Artur Pastor
Antologia Olhanense
Olhão, mancha branca sob céu azul luminoso, é Vila progressiva e trabalhadora, que mantém fisionomia inconfundível, sendo das mais curiosas e surpreendentes localidades portuguesas. Nela domina a singular feição do seu casario, na simplicidade quente e comunicativa das suas 'formas, modeladas pelo povo.
Na verdade, dir-se-ia não estarmos em Portugal, ou então, que a Vila arribou à costa, por mágica determinação. O nosso espírito, empolgado, alvoroça-se na contemplação dum burgo levantino, em cuja arquitectura se patenteia poderoso reflexo da civilização árabe. Olhão encerra um mundo de evocações mouras, vivo e penetrante.
A mais remota referência a esta Vila parece -se em carta datada de 1378, em que D. Fernando deu de foro uma courela de vinha e figueiral, que havia num local designado «olham», próximo de Faro.

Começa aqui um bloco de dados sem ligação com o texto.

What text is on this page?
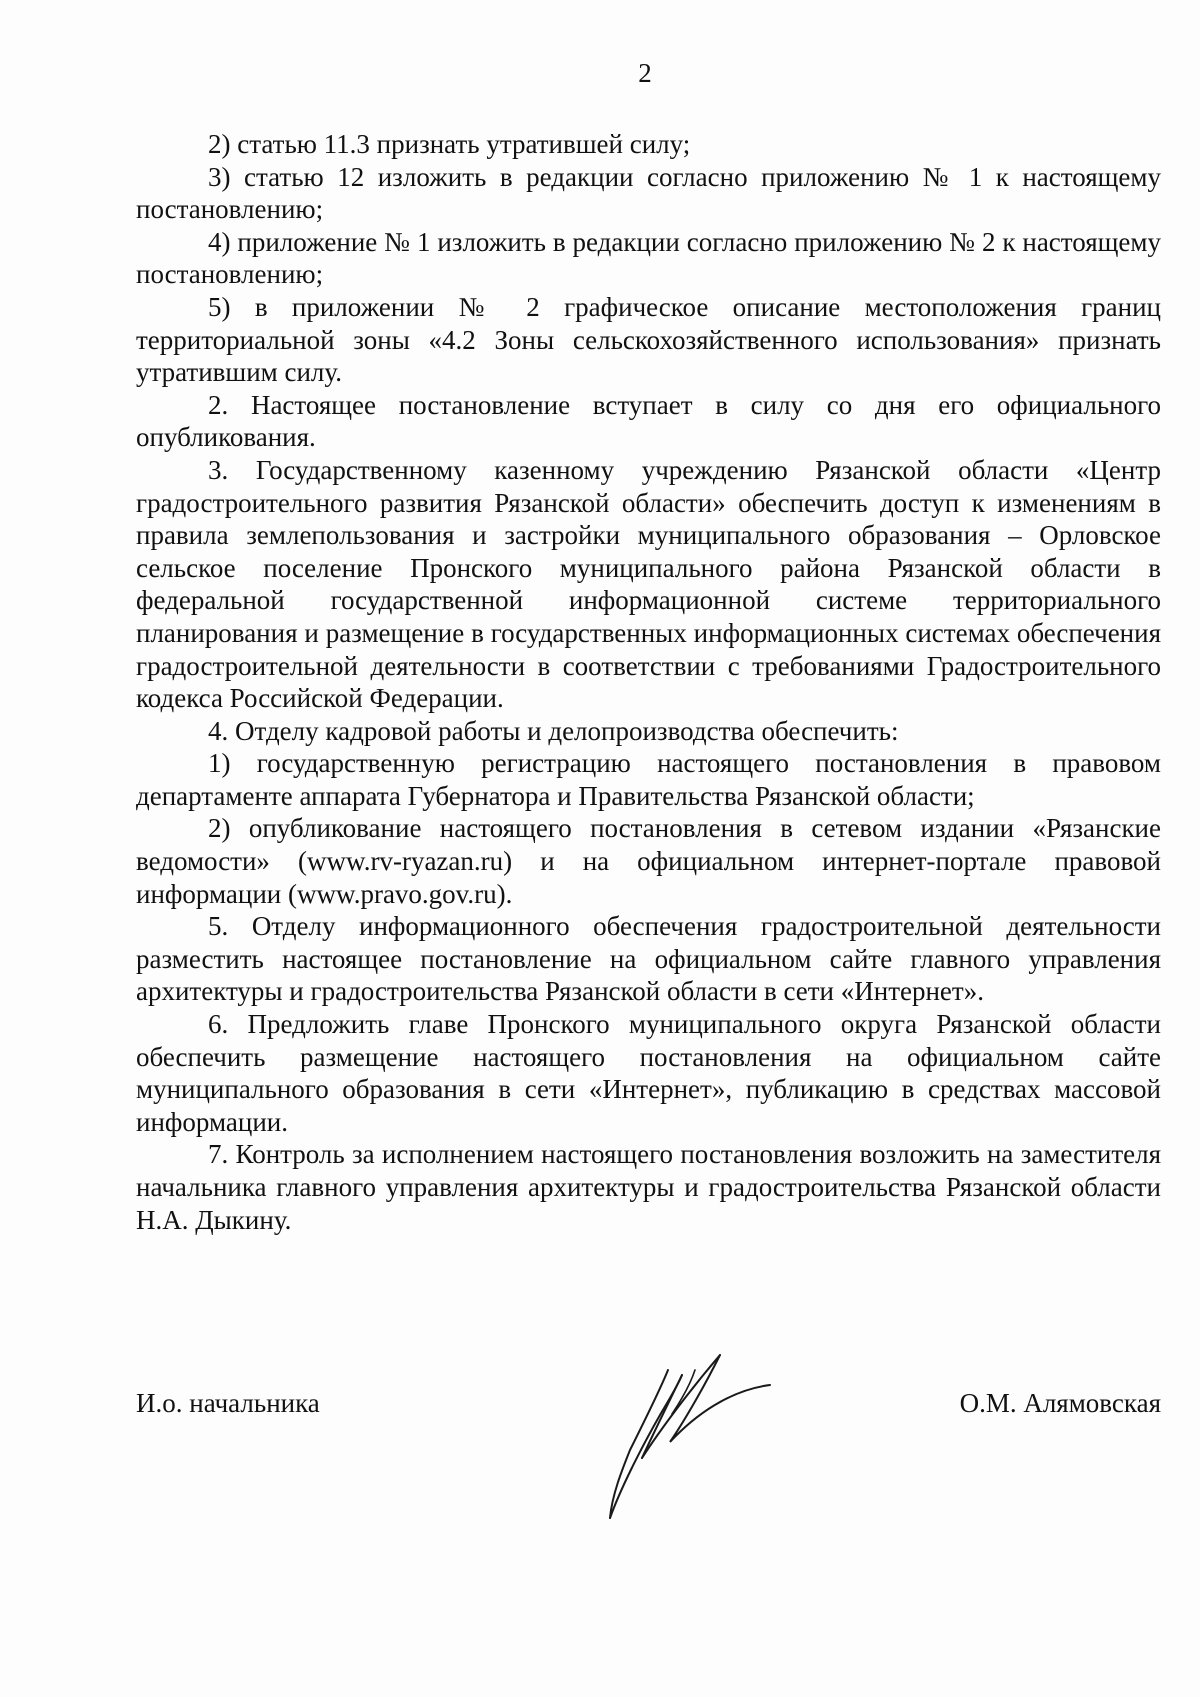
2

2) статью 11.3 признать утратившей силу;

3) статью 12 изложить в редакции согласно приложению № 1 к настоящему постановлению;

4) приложение № 1 изложить в редакции согласно приложению № 2 к настоящему постановлению;

5) в приложении № 2 графическое описание местоположения границ территориальной зоны «4.2 Зоны сельскохозяйственного использования» признать утратившим силу.

2. Настоящее постановление вступает в силу со дня его официального опубликования.

3. Государственному казенному учреждению Рязанской области «Центр градостроительного развития Рязанской области» обеспечить доступ к изменениям в правила землепользования и застройки муниципального образования – Орловское сельское поселение Пронского муниципального района Рязанской области в федеральной государственной информационной системе территориального планирования и размещение в государственных информационных системах обеспечения градостроительной деятельности в соответствии с требованиями Градостроительного кодекса Российской Федерации.

4. Отделу кадровой работы и делопроизводства обеспечить:

1) государственную регистрацию настоящего постановления в правовом департаменте аппарата Губернатора и Правительства Рязанской области;

2) опубликование настоящего постановления в сетевом издании «Рязанские ведомости» (www.rv-ryazan.ru) и на официальном интернет-портале правовой информации (www.pravo.gov.ru).

5. Отделу информационного обеспечения градостроительной деятельности разместить настоящее постановление на официальном сайте главного управления архитектуры и градостроительства Рязанской области в сети «Интернет».

6. Предложить главе Пронского муниципального округа Рязанской области обеспечить размещение настоящего постановления на официальном сайте муниципального образования в сети «Интернет», публикацию в средствах массовой информации.

7. Контроль за исполнением настоящего постановления возложить на заместителя начальника главного управления архитектуры и градостроительства Рязанской области Н.А. Дыкину.

И.о. начальника	О.М. Алямовская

Nenhuma relação com «olho d'água», onde se procurou encontrar a origem do termo.
Presume-se que, finda a conquista do Algarve, mouros proprietários e mouros pescadores teriam ficado, misturando-se com a população cristã, envolvendo-se com esta nos mistéres da pesca. Assim permaneceria, nos vindouros, a influência moura. Mais tarde, na busca da água potável do Jogar, ao sítio confluíram famílias de numerosos pescadores, cujos lares foram rudimentares cabanas.
Era, esta, uma população sem esperanças, parada, ávida de nova existência. E, a chamá-la, à sua frente, estava constantemente o mar...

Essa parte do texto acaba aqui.